À l'occasion des 15 ans de Nonfiction, Christian Ruby, contributeur prolifique, revient sur sa relation avec le site.

Comment Nonfiction me fait danser au cœur de l’archipel des livres ?

Que suis-je d’autre, ici, que ce lecteur d’abord étranger aux livres proposés à ma chronique et qui, dans l’élan de la joie de lire, a appris, au gré des arrivées, à faire des pointes arrêtées sur tel ou tel d’entre eux, tout en balançant sans cesse déjà vers d’autres dans un chassé requis du fait du mouvement constant des pensées publiées. Une danse qui dévore un long temps d’existence du philosophe que je suis, dont la matière première, en quelque sorte, est le livre sous toutes formes possibles !

Que suis-je d'autre que ce lecteur qui, grâce au site Nonfiction — rencontré par le truchement de l’un de ses anciens rédacteurs en chef, par ailleurs ancien élève —, se saisit de la possibilité de se rapprocher d’autres lectrices et lecteurs, non pour les considérer en surplomb et les contraindre à se soumettre à ses examens, mais pour les saisir déjà au futur, dans leurs œuvres propres, dans leurs résistances ou leurs subversions inspirées par les livres des autres invités sur le site.

Si Nonfiction n’est pas à l’origine de mon travail de lecteur et de rédacteur de chroniques ou autres comptes rendus, ce site reste sans aucun doute le commencement de cet autre service que j’ai pu rendre, moins à l’ampleur de plus en plus grande de ma bibliothèque, qu’au refus de considérer l’activité d’écriture, en philosophie, comme l’élément d’une profession soumise à Polymnie. Le jeu coupant des ouvrages distingués fut et reste un excitant de la pensée, parce que le livre, fût-il électronique, allume la vie, inspire la joie ou l’effroi, engendre finalement de nouvelles œuvres. Est-ce là le « plaisir  » que je prends à persévérer à écrire pour Nonfiction  ?

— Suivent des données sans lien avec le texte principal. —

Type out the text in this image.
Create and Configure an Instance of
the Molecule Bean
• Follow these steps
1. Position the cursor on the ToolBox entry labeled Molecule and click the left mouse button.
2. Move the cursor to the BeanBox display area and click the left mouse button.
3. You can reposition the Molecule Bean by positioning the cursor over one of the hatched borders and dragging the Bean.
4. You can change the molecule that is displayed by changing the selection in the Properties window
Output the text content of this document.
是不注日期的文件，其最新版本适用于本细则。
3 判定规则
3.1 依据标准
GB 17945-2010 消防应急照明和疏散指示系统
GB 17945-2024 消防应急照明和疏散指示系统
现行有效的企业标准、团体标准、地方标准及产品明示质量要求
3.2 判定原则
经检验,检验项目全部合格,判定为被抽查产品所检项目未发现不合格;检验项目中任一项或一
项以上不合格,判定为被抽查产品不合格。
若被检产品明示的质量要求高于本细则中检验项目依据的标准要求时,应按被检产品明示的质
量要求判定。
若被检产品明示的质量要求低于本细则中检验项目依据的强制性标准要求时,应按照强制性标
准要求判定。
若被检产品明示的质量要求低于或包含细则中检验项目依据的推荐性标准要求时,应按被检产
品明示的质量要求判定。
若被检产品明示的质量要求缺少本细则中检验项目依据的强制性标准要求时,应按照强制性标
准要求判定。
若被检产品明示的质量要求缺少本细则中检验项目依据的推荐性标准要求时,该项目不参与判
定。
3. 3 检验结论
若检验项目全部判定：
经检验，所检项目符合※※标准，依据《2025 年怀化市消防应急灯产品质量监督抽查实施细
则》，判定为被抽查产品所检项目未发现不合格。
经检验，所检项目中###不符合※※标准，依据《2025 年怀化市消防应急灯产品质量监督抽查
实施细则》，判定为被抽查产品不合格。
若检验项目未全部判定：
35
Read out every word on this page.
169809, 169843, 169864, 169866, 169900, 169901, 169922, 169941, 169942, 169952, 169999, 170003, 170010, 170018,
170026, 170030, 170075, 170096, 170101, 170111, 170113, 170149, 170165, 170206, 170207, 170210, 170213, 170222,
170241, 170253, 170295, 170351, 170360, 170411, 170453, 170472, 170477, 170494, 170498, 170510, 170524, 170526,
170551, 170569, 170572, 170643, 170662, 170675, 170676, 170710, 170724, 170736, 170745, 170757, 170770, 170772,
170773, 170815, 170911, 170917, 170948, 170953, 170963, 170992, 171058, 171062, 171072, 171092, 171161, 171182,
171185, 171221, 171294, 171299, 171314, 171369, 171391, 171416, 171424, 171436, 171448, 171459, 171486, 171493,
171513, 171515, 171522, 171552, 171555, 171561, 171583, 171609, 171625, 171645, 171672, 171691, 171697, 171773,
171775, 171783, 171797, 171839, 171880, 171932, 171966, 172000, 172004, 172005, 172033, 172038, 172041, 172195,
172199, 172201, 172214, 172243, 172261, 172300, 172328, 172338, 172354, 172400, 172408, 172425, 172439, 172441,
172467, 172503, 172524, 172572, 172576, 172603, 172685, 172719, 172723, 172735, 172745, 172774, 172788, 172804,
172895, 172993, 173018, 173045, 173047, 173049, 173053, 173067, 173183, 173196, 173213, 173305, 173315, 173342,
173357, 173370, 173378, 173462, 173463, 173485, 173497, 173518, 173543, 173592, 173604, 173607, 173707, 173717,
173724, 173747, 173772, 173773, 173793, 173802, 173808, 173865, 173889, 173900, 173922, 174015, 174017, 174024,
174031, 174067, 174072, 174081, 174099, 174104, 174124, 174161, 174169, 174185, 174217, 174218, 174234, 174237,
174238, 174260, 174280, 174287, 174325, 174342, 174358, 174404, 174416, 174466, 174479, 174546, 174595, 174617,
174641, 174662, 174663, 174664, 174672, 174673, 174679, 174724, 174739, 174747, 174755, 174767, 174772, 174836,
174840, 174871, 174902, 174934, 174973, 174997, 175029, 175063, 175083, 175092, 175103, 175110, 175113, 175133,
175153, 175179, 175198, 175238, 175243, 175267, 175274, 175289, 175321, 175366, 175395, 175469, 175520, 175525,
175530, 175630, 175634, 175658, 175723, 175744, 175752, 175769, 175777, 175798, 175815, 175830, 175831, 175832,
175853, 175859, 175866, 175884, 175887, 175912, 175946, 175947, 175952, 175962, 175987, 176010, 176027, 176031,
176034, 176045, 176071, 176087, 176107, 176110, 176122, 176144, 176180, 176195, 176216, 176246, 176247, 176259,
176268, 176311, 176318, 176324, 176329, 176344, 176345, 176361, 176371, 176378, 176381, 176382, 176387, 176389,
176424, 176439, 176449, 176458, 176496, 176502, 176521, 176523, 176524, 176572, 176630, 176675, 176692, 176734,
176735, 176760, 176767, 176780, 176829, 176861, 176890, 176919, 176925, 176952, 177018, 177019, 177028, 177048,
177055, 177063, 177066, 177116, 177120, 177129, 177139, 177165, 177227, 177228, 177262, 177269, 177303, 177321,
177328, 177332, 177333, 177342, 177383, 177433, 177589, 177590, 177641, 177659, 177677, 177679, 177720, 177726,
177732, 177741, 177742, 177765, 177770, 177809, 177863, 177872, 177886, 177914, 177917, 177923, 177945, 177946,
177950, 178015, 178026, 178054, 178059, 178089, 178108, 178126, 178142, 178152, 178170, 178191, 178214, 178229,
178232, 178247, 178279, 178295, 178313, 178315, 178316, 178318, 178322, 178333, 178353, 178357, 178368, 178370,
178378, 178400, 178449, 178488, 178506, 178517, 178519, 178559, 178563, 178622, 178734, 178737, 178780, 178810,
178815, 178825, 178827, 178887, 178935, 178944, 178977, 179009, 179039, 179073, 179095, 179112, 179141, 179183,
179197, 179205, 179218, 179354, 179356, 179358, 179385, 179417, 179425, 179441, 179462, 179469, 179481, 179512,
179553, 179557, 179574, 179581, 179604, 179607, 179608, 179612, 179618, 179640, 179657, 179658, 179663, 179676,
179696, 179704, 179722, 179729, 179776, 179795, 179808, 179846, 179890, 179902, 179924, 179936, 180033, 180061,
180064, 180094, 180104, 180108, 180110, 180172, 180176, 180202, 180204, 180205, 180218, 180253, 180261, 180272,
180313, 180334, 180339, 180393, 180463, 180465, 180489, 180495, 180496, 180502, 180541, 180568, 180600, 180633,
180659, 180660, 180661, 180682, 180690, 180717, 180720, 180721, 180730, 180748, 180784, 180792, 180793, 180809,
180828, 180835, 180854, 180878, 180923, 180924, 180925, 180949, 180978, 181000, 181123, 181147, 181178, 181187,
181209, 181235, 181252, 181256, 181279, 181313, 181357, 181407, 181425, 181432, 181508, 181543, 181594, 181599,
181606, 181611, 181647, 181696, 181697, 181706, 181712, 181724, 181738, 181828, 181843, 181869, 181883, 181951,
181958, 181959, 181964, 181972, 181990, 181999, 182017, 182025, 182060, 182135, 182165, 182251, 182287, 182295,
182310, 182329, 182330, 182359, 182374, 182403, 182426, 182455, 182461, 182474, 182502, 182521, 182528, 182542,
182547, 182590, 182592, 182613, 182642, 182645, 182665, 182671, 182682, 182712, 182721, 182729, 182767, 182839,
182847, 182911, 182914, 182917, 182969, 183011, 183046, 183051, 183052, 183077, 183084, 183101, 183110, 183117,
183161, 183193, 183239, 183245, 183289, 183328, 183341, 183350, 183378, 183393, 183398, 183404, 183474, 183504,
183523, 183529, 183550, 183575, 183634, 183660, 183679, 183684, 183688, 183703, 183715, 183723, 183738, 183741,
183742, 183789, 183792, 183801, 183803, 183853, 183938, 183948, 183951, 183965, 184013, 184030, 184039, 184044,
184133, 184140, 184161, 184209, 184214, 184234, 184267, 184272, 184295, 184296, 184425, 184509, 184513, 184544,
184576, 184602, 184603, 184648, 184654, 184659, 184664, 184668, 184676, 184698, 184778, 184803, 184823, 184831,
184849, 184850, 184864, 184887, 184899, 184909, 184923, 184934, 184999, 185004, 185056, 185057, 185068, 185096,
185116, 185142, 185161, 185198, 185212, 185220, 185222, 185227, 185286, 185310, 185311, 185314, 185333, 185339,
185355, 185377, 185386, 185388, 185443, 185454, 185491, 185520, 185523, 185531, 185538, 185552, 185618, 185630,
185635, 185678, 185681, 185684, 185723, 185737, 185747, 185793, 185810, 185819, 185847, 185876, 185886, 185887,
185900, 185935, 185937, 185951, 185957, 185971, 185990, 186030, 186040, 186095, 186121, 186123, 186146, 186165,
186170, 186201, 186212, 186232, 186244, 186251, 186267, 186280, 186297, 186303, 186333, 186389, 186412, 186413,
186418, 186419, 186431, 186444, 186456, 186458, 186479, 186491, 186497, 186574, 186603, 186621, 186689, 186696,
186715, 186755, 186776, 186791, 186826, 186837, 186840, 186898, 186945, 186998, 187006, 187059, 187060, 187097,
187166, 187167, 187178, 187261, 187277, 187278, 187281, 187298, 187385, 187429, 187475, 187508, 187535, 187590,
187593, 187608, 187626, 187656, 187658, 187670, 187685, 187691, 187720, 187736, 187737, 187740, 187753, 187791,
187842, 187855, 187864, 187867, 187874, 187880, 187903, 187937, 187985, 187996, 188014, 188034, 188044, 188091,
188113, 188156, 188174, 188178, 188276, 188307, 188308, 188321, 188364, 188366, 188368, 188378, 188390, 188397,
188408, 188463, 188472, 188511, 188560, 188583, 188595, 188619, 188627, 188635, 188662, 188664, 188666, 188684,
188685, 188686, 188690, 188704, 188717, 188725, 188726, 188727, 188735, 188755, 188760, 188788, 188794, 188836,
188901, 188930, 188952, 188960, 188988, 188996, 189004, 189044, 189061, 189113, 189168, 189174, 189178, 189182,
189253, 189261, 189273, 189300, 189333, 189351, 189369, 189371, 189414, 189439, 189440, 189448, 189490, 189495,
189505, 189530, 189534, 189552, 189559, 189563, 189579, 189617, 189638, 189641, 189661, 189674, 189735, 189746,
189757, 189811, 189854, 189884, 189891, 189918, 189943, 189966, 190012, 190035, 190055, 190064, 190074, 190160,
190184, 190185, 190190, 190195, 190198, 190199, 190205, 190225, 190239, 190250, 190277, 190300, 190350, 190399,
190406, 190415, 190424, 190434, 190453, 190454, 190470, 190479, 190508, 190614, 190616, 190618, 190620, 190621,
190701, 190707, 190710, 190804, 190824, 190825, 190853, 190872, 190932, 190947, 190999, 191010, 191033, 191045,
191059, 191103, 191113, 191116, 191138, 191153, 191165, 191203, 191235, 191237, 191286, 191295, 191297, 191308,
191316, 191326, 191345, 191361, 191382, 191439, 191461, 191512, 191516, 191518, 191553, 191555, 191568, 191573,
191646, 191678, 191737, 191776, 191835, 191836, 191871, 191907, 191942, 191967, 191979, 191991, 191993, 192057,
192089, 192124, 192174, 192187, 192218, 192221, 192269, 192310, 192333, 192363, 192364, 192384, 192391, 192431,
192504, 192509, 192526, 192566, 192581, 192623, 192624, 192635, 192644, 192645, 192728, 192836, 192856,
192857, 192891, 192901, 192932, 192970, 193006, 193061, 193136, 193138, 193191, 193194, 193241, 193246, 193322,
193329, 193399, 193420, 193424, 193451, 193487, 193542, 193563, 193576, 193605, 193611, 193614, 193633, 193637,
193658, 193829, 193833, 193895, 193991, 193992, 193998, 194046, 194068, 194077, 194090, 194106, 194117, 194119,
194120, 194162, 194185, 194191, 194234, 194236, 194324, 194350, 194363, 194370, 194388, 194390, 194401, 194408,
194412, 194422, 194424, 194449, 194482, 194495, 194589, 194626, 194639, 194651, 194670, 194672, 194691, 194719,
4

Moyennant quoi, tout en sachant bien que l’exposition de mes chroniques peut aussi servir de boussoles aux lectrices et aux lecteurs, il y a tout de même loin, pour moi, de Nonfiction aux incitations des influenceurs. Ce qui empêche, d’ailleurs, de tomber dans cette manœuvre lugubre de la seule impression, c’est une éthique de lecteur devenu rédacteur à l’attention d’autres lecteurs. Une éthique de soi, trouvant chez les autres beaucoup à deviner dans le peu qui est enfermé dans le livre. Malgré tout, nos yeux bénéficient en fin de compte d’un entraînement extraordinaire. De là encore une éthique qui nous rappelle donc aussi que nous ne pouvons être dupes car, à force d’en dévorer, nous lisons les livres de personnes dont nous suivons la trajectoire intellectuelle (amis et ennemis), et cette connaissance ne cesse de chuchoter à nos côtés  : «  voilà qui est de lui…  ». Ce dont nous avons à nous méfier.

Heureusement, le livre a sa vie propre, une fois jeté dans ce monde de l’exposition. Et Nonfiction travaille à obtenir qu’il reste toujours quelque chose de son étude intensive, grâce au relief obtenu par l’ombre ou la lumière projetées sur lui par le rédacteur, qu’il soit fier ou non de chaque chronique diffusée. Au sein de ce moyen puissant de diffusion qu’est l’électronique, voilà qui nous rappelle sans cesse que notre travail ne saurait se fonder sur le mépris des lectrices et des lecteurs, puisqu’il a pour raison d’être de faire mûrir les fruits de la réflexion collective.